I daresay “Stonewall” Jackson, whose bronze images are also on the endangered list, is best known these days for having been shot by Confederate sentries near Chancellorsville, their bullets shattering his left arm. Dead from pneumonia a week later, Jackson was buried separately from the amputated limb, giving him two monuments already. Although Ken Burns and Civil War buffs in general surely carry around much more information about him in their heads, many of us lump General Thomas Jackson with President James A. Garfield, another 19th century figure we remember chiefly for who shot him. In Garfield’s case it was a disappointed office-seeker, as stand-up comedian Robert Klein used to remind us, concluding his riff on the subject by suggesting that the encyclopedia entry on Garfield consisted of the words, Garfield, James A. - see: office-seeker, disappointed.
A few days after the clash at Charlottesville, officials with Chuck E. Cheese announced the imminent retirement of the kiddie pizzaria’s animatronic band.
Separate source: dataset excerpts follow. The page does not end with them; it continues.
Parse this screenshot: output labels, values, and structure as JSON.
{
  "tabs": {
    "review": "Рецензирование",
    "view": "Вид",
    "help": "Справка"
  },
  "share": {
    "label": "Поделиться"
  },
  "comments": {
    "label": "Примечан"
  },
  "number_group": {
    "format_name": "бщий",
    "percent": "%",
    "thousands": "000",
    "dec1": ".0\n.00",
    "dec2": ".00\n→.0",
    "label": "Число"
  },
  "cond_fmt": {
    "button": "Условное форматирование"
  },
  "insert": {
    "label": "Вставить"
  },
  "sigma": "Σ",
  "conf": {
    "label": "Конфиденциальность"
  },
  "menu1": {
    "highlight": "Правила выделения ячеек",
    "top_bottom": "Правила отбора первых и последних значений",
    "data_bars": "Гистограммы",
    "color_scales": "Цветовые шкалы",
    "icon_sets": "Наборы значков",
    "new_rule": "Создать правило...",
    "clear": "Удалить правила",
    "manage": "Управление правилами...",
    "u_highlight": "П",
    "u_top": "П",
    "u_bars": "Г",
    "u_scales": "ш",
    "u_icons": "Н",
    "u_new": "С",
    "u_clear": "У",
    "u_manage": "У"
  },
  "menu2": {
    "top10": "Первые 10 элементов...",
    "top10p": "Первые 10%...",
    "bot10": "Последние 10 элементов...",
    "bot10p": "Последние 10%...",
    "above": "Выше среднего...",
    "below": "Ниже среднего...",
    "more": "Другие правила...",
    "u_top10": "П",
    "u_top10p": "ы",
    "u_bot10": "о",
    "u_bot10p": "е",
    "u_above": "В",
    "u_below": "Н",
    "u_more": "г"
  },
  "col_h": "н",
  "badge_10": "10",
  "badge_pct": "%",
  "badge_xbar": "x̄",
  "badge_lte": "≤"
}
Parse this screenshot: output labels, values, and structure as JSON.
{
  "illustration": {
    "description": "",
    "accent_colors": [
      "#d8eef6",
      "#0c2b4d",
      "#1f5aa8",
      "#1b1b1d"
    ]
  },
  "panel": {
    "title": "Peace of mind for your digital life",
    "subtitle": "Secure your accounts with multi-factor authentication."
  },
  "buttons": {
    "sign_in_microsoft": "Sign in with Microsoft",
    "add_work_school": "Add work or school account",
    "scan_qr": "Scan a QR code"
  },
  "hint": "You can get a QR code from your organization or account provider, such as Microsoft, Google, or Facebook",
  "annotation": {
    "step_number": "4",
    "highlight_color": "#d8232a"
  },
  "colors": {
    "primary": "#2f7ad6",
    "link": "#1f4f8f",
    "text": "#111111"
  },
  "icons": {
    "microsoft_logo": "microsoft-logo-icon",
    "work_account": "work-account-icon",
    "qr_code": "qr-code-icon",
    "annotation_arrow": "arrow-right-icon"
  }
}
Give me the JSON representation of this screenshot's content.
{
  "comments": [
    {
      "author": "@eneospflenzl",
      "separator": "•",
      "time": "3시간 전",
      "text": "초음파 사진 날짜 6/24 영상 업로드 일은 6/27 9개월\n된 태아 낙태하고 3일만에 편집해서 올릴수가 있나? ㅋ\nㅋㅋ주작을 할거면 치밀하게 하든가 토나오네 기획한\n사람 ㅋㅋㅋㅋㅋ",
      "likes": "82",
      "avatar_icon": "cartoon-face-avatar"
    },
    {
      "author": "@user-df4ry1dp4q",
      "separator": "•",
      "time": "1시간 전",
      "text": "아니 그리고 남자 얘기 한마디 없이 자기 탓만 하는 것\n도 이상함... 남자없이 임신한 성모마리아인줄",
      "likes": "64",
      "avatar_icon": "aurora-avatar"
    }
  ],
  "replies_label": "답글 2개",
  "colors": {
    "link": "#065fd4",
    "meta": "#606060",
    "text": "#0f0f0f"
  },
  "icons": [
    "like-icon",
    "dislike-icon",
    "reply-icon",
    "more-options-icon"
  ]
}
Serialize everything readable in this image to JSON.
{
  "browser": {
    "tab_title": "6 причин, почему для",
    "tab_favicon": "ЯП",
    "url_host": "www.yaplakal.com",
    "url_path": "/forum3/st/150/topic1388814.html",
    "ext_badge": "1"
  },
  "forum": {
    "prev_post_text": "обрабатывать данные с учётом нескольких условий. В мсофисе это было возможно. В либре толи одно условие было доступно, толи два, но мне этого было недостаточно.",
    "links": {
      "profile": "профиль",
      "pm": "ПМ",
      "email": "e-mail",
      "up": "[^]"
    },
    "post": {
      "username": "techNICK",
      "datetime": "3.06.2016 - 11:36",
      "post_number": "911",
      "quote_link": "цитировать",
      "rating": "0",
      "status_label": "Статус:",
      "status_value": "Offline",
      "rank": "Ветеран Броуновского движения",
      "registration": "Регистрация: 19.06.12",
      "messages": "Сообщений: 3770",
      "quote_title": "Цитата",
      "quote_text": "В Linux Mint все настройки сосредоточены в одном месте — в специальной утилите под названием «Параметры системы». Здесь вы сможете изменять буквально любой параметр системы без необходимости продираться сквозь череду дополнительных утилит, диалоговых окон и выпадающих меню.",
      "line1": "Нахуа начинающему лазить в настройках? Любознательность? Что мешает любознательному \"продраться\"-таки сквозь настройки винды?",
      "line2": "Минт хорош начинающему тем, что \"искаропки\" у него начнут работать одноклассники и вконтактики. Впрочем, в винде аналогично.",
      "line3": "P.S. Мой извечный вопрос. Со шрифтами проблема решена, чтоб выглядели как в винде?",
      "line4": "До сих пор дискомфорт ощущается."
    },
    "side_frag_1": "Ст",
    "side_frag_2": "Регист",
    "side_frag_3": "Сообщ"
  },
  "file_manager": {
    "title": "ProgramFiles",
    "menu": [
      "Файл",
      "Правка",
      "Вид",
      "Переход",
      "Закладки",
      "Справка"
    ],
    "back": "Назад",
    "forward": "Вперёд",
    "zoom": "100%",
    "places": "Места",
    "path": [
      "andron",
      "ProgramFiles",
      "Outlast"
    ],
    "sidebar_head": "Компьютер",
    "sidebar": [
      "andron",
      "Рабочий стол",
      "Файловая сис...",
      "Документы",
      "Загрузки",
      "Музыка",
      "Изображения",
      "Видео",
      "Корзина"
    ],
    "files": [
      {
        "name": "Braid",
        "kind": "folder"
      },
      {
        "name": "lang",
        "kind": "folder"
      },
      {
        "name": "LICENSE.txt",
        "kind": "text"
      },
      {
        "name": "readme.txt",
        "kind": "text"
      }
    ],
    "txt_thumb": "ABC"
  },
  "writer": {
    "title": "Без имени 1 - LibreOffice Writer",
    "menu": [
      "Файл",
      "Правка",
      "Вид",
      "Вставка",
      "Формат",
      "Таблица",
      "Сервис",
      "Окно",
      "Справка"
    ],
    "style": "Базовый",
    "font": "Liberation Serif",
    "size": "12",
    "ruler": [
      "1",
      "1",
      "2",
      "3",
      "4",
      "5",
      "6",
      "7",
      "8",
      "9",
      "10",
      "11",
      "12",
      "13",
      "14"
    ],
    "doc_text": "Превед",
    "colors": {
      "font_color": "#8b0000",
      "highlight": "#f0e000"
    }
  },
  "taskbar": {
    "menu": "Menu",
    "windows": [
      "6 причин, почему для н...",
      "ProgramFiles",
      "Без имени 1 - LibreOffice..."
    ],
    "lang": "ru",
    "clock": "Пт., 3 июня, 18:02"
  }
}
The happy coincidence allowed Twitter-wits to pair the news item with President Trump’s lament about “the history and culture of our great country being ripped apart with the removal of our beautiful statues and monuments.” Sometimes these things just fall into place all too easily.
According to his biographers, General Lee disapproved of Confederate monuments, believing that the country would heal more quickly without them. True to his wishes Lee was not buried wearing his Confederate uniform, nor did any of his former soldiers walking in the funeral procession wear theirs.
However, turning people, causes, and events into statuary seems to be part of our nature. Given the opportunity to pick which Robert E. Lee to memorialize in bronze, my own choice would be the postwar Lee seated at his desk, peering over the top of his spectacles at a student who’s been called into his sanctuary for a talking-to. If I had to choose a pose for Ulysses Grant it would be the former President hunched in a chair on his porch, bundled in blankets and a woolen cap, scribbling away at his memoirs. There you would have each man as I want to remember him, one humbled by war, the other by an embattled presidency, each one making the most of the time he had left.